Tout l'été l'Institut Montaigne s'intéresse aux pratiques de compromis, de cohabitation et de coalitions en Europe et dans le monde. Ce deuxième épisode nous emmène en Italie. Cela fait trente ans que, tant au niveau local que national, les pratiques de coalitions et d’alliances, notamment entre les forces de droite, y sont courantes. Dans quelle mesure Giorgia Meloni s’inscrit-elle dans cette trajectoire historique ? Quel est le bilan politique de ce partage du pouvoir et quelles perspectives dessine-t-il ? Que peut nous enseigner la vie politique et partisane italienne au regard de la situation française ? Entretien avec Marc Lazar pour comprendre la vie politique au palais Montecitorio.

Le débat politique en France se concentre aujourd’hui sur les notions de coalitions, de cohabitation et de compromis. Quelle est la place de ces notions dans la culture politique et institutionnelle italienne ? Quels sont leurs grands fondements théoriques, historiques et philosophiques ?

En Italie, on ne peut pas vraiment parler de cohabitation, mais les notions de compromis ou, plus encore, de médiation, structurent la vie politique italienne depuis la fin de la seconde guerre mondiale. Lors de la création de l’Italie républicaine, en 1947-1948, après vingt années de fascisme, ce sont les partis politiques antifascistes qui ont élaboré une Constitution où la notion de compromis, notamment entre les partis communiste, socialiste et la démocratie chrétienne, était cruciale. Il faut reconnaître entre autres à Alcide De Gasperi, fondateur en 1942 de la Démocratie chrétienne (aussi surnommée la "baleine blanche" du fait de sa colossale capacité d'absorption), sa grande intelligence politique, qui s’est attelée à asseoir les institutions démocratiques.

Les notions de compromis ou, plus encore, de médiation, structurent la vie politique italienne depuis la fin de la seconde guerre mondiale.

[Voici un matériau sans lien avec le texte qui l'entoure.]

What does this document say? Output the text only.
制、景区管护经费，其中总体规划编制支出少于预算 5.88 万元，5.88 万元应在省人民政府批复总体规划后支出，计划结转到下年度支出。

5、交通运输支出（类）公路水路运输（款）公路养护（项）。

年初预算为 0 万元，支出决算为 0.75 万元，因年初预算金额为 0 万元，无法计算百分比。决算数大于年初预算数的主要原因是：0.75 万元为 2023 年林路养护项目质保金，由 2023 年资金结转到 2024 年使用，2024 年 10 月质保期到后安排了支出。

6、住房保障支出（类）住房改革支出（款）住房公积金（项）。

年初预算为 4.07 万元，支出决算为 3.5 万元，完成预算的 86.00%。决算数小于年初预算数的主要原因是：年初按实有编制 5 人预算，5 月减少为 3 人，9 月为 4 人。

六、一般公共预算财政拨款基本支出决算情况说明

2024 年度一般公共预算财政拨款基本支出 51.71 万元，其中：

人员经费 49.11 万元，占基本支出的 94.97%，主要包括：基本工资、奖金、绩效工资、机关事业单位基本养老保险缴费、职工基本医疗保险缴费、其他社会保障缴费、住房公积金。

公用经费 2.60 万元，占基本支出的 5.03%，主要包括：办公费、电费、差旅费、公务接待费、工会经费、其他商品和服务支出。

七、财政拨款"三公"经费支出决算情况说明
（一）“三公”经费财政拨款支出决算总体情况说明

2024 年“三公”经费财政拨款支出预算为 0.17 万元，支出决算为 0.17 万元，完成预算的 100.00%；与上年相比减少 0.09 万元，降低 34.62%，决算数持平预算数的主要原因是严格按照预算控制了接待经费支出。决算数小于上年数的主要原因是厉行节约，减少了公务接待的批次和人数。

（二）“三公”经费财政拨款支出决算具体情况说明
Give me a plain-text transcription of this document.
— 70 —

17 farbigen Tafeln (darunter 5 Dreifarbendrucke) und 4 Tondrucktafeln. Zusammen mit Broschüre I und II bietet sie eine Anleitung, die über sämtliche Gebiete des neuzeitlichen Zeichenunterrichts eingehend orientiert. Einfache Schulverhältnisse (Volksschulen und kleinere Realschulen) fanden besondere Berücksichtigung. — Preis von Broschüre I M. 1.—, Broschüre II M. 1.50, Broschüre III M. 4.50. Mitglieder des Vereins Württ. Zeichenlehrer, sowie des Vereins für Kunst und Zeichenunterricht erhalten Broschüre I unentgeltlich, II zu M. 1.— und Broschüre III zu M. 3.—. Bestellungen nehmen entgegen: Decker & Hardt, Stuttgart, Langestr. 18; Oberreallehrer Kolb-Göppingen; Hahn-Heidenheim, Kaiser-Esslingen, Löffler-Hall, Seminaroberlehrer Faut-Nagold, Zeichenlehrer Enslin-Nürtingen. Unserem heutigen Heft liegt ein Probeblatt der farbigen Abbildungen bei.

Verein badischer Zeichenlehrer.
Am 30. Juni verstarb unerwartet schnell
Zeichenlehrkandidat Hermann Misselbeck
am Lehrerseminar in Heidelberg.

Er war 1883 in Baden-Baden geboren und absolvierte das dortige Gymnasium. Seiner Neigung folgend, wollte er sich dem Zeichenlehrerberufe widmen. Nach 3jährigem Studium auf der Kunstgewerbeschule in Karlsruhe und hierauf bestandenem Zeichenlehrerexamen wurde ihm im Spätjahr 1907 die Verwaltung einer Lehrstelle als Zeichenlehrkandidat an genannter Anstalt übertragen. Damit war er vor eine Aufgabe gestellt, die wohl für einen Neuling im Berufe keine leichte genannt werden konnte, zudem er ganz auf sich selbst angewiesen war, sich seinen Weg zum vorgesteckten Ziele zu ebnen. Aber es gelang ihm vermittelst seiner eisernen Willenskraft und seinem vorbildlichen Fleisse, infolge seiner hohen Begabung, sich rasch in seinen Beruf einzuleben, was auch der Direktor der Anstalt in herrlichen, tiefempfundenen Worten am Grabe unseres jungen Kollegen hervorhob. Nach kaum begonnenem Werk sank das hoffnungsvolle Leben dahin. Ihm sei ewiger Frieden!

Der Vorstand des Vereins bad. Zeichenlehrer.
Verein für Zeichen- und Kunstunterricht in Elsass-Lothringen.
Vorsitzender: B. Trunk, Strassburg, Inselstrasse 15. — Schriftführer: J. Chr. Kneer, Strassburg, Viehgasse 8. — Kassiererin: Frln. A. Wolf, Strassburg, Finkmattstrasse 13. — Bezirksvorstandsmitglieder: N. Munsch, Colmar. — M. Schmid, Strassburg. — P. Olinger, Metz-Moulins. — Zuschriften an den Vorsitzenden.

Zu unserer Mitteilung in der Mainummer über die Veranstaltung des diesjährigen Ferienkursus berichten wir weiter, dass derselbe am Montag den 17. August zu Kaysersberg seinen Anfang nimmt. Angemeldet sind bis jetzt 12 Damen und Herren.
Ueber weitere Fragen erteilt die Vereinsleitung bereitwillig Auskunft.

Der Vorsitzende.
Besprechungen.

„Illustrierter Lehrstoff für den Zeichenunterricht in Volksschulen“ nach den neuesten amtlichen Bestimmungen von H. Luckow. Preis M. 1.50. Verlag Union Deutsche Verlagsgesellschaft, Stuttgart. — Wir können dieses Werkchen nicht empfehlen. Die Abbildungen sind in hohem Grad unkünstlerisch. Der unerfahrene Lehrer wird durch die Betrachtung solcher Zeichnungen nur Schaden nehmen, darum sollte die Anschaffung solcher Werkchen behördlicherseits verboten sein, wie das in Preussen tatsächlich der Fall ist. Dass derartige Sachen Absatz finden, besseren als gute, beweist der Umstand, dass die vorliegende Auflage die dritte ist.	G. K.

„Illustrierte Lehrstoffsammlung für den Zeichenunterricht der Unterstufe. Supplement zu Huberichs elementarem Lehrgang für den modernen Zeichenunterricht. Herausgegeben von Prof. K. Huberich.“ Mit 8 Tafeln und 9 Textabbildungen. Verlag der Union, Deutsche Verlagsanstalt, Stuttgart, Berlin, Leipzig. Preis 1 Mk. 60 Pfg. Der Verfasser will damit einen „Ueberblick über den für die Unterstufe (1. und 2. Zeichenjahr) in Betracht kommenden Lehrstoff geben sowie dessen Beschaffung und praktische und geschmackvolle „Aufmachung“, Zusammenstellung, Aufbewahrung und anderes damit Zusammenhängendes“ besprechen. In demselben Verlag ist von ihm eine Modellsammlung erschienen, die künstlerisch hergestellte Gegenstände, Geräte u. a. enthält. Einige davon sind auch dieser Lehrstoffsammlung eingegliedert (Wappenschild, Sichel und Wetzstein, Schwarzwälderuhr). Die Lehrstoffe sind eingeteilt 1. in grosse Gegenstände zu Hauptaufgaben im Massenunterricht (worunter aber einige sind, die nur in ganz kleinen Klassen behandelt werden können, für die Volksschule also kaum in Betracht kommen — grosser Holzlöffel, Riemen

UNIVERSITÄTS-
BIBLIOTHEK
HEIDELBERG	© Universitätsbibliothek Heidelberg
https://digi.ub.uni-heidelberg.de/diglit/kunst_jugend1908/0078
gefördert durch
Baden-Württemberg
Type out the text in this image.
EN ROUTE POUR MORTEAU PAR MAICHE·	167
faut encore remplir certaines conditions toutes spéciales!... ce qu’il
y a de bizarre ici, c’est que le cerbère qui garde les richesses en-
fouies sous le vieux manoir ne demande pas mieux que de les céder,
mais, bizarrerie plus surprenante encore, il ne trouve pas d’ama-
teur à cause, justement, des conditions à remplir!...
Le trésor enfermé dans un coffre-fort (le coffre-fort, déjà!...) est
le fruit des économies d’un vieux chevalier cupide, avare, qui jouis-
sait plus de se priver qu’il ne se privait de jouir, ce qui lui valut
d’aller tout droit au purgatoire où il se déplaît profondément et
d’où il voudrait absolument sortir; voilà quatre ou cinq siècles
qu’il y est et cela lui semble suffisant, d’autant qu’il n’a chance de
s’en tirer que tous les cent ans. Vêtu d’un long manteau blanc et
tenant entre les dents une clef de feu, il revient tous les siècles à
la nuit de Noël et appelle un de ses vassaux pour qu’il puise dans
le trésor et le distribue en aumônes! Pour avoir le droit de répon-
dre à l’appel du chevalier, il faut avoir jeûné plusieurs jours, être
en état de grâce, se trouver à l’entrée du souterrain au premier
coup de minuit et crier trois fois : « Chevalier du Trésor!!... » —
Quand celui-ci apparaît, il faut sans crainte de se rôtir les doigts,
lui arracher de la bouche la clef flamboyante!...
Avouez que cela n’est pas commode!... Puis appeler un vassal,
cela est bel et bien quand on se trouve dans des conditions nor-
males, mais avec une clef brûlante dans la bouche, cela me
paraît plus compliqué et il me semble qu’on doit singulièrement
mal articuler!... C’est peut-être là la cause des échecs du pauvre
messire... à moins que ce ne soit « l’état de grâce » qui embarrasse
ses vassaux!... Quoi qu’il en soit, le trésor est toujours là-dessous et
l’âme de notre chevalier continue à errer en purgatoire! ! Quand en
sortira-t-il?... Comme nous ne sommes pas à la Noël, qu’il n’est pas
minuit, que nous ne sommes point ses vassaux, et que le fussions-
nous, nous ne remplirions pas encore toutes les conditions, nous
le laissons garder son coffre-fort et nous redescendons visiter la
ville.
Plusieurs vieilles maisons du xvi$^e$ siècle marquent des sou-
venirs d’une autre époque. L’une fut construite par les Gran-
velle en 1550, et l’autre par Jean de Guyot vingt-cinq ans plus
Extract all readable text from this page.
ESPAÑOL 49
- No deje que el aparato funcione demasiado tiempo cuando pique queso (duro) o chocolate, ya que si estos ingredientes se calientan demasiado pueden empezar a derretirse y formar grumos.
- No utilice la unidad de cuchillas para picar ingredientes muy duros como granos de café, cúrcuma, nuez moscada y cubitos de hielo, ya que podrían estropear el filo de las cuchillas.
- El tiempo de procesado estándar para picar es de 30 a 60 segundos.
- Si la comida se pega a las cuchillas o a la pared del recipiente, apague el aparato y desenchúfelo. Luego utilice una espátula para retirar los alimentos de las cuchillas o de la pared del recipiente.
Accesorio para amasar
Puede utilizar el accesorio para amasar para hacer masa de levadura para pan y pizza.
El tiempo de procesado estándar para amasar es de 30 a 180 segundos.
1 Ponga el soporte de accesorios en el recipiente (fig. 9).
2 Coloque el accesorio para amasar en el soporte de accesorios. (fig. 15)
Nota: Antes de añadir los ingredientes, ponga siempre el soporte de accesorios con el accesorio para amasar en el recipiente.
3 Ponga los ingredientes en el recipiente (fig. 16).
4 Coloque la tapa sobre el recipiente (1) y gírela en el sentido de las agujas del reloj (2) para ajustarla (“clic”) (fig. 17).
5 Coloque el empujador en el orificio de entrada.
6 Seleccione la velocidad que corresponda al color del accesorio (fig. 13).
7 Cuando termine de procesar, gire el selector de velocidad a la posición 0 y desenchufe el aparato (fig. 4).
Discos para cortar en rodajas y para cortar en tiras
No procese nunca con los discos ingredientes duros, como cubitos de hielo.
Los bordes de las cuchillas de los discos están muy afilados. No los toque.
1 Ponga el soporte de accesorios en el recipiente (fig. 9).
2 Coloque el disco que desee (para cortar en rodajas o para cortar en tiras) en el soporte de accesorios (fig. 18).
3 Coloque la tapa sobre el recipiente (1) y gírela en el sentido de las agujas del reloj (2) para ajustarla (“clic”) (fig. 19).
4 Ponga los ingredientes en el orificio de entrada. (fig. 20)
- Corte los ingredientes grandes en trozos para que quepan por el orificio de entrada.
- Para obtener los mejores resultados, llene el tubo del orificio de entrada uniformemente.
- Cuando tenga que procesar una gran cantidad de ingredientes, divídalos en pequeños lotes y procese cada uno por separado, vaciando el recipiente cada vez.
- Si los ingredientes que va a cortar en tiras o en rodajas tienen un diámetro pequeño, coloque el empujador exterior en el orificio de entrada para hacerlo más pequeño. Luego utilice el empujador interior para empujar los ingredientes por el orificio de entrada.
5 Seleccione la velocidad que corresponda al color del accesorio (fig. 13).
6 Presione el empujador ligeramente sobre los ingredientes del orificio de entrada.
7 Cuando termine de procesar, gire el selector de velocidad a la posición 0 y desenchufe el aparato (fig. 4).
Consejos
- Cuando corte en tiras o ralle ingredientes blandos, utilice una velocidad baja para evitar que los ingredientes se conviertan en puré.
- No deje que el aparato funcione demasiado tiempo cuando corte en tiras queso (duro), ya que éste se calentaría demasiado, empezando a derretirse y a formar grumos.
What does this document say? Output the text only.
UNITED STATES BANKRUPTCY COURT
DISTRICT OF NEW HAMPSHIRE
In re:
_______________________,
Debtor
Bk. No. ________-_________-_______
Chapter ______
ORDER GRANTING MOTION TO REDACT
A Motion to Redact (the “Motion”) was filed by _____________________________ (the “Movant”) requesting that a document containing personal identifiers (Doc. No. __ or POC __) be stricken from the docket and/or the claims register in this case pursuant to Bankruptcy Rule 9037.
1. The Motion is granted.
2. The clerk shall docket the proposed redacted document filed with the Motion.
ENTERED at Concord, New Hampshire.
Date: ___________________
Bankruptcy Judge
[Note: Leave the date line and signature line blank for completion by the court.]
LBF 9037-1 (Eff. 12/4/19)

La nécessité de composer entre des partenaires-adversaires aux options idéologiques très opposées et la volonté de rompre définitivement avec le fascisme ont ainsi été les deux piliers sur lesquels s’est édifiée la Constitution italienne promulguée le 27 décembre 1947.

Le pouvoir exécutif est ainsi réduit au profit du pouvoir législatif pour éviter à tout prix le retour d’un homme fort. Néanmoins, cet esprit d’union n’a pas prévalu longtemps : dès le début de la Guerre froide, le Parti socialiste (Partito Socialista Italiano, PSI) et le parti communiste (Partito Comunista Italiano, PCI, deuxième force électorale du pays) ont dû quitter le gouvernement d‘union nationale ;  l’Italie est d’ailleurs le seul pays d’Europe occidentale où le PS est resté allié avec le PC.

La mise en place des institutions de l’Italie démocratique s’inscrit dans le contexte paradoxal d’un pays extrêmement divisé, avec les très forts antagonismes entre fascistes et antifascistes, communistes et anti-communistes, sans parler des divisions socio-économiques entre le Nord et le Sud de la péninsule, d’une part, mais d’autre part la nette volonté d’empêcher que ces tensions ne dégénèrent en guerre civile. Les élections de 1948 furent emblématiques : premières élections politiques nationales dans le cadre de la République, quelques mois seulement après le coup de Prague (21-25 février 1948), avec des partis communiste et socialiste au plus fort de leur puissance. Les enjeux étaient donc considérables : le Front de gauche (qui se dénommait Front populaire) allait-il gagner, ou bien les forces unies autour de la démocratie chrétienne (Democrazia Cristiana) l’emporteraient-elles ? L’élection s’est déroulée dans un climat extrêmement virulent, toutes les capitales mondiales avaient les yeux braqués sur la situation italienne mais, le 18 avril, la démocratie-chrétienne présidée par Alcide De Gasperi l’a nettement emporté. C'est alors que s’est jouée la spécificité d’un destin politique "à l’italienne" : bien  que, avec 48,5 % des voix, les démocrates-chrétiens auraient pu gouverner seuls, ils ont choisi de ne pas le faire et de se tourner vers d’autres petits partis, comme les sociaux-démocrates et le parti républicain, pourtant laïc voire anticlérical. Depuis cette date et jusqu’aux années 1990, la plupart des gouvernements ont été de coalition : avril 1948 reste un moment fondateur.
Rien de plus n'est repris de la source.